Alas, LinkedIn Games Are Pretty Good

Don't make me say nice things about LinkedIn

The grid of LinkedIn's game Queens
LinkedIn

Look, we all know LinkedIn is a hellhole. Despite this, it’s weirdly popular with young people, and terribly useful for journalists. Back in May, LinkedIn tried to lighten the mood of applying for jobs that don’t exist and having screeds from AI evangelists forced down your throat by adding games, and it recently added another. I regret to inform you that these games don’t suck.

I only started playing LinkedIn’s games recently, after my past Launcher colleague Mikhail Klimentov tweeted that they’re good. Mikhail is an inveterate shitposter, so I was prepared not to believe him, but dammit, he’s right. While aesthetically they look pulled straight off the pages of The New York Times, they’re not knockoffs: Queens is a sort of Minesweeper meets sudoku, where you use deduction to place a chess queen in rows, columns, and colored regions.
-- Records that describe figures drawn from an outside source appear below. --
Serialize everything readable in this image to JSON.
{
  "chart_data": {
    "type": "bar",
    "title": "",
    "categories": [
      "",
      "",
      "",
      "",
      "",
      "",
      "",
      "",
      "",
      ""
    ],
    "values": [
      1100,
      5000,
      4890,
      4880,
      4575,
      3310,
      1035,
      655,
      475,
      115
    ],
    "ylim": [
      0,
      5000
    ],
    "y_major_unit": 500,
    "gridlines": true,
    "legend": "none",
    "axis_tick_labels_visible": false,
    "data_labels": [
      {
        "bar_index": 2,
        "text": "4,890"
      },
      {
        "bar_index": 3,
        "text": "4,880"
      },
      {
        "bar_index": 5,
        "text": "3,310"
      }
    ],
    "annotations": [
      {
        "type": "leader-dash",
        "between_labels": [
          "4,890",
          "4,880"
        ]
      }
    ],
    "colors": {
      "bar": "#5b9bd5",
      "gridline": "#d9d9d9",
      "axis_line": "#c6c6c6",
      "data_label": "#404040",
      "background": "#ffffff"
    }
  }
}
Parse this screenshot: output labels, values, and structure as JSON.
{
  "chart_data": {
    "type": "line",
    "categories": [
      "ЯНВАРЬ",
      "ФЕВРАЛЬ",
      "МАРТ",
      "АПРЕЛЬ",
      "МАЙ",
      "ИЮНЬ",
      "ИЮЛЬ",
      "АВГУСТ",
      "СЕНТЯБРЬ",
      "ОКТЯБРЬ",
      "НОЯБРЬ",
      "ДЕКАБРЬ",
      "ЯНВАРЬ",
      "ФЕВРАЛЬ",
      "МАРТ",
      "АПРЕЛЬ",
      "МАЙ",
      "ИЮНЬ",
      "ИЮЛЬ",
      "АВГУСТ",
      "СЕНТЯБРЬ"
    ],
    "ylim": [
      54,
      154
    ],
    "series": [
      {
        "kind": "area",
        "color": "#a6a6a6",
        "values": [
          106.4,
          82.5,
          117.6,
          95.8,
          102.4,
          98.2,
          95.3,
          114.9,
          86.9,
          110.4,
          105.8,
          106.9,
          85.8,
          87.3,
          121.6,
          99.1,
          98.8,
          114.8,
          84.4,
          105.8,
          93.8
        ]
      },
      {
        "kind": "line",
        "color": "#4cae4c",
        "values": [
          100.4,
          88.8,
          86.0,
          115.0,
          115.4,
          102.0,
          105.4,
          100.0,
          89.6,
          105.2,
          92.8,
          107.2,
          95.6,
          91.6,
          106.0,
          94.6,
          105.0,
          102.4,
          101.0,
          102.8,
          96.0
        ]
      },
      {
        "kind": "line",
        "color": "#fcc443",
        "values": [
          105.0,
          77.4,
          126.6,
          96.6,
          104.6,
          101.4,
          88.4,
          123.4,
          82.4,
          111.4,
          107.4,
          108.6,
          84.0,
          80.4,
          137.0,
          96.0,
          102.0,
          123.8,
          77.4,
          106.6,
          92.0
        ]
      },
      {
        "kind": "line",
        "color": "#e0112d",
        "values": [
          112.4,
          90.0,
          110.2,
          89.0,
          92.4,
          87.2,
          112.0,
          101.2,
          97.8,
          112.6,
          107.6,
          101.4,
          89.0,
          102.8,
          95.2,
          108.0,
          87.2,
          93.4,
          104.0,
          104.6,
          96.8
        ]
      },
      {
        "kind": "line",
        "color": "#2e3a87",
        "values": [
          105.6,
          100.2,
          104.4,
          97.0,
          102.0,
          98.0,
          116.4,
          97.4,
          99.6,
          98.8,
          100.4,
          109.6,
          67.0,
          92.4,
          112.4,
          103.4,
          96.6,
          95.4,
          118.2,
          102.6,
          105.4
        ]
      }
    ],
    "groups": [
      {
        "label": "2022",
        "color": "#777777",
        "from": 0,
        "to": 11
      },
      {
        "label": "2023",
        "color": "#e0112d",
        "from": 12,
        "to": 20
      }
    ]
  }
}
Pinpoint feels like a less satisfying version of the Times’ Connections, where you guess the category various word clues relate to. Tango involves filling a grid with either suns or moons. And Crossclimb is kind of like a crossword puzzle, where you answer clues by changing one letter in each word.

The word games, Crossclimb and Pinpoint, lack the quality of clues that the Times’ games have, and since you only see one clue at a time in Pinpoint, it feels a little guess-heavy. I do like Crossclimb a lot, which combines answering clues with some interesting wordplay. Queens initially baffled me but now I’m totally into it, digging the way the wide-open field gets narrowed down as you think things through. Tango scratches my logic puzzle itch while being chill enough not to derail my morning. I have no desire to share my scores with my LinkedIn network or to develop a streak or any of the other gimmicks the puzzles have in an effort to get me to spend more time on LinkedIn, but I am looking forward to playing tomorrow’s puzzles, which is weird because it means I’m looking forward to visiting LinkedIn.

While obviously every place on the internet is just trying to get a slice of the Times’ games pie, I do like that all these semi-knockoffs means we’re getting alternatives. Like probably many of you, I have a complicated relationship to the Times’ games, which are undeniably good but hard to support. (A part of the Times that isn’t hard to support, incidentally, is the Times Tech Guild and their current contract fight.) I appreciate the lightness of LinkedIn’s games when compared to, say, Polygon’s Puzzmo offerings, several of which are some of my favorite games on my phone but are a little too long or mentally intensive to be good choices for starting my day, especially now that I don’t commute. (Case in point: I started writing this blog a few hours ago, went to check out the Puzzmo games, and now I’m still writing this blog.) LinkedIn’s games feel like they could occupy the same place that some of the Times’ games have for me, short brain warmups that I can play and then move on from, rather than games I dig in to play.

Anyway, all this has caused me to write far more words about LinkedIn than I’ve ever wanted to, thus playing right into LinkedIn’s hands, but credit where it’s due. The games have their own page, so you don’t have to go to your LinkedIn proper to access them, though because it’s LinkedIn I can now see that I have a ton of unread messages and notifications, few of which are relevant to me in any way. But if you are someone in my network who’d like to give Aftermath millions of dollars because I’m faster at Queens than you, please get in touch.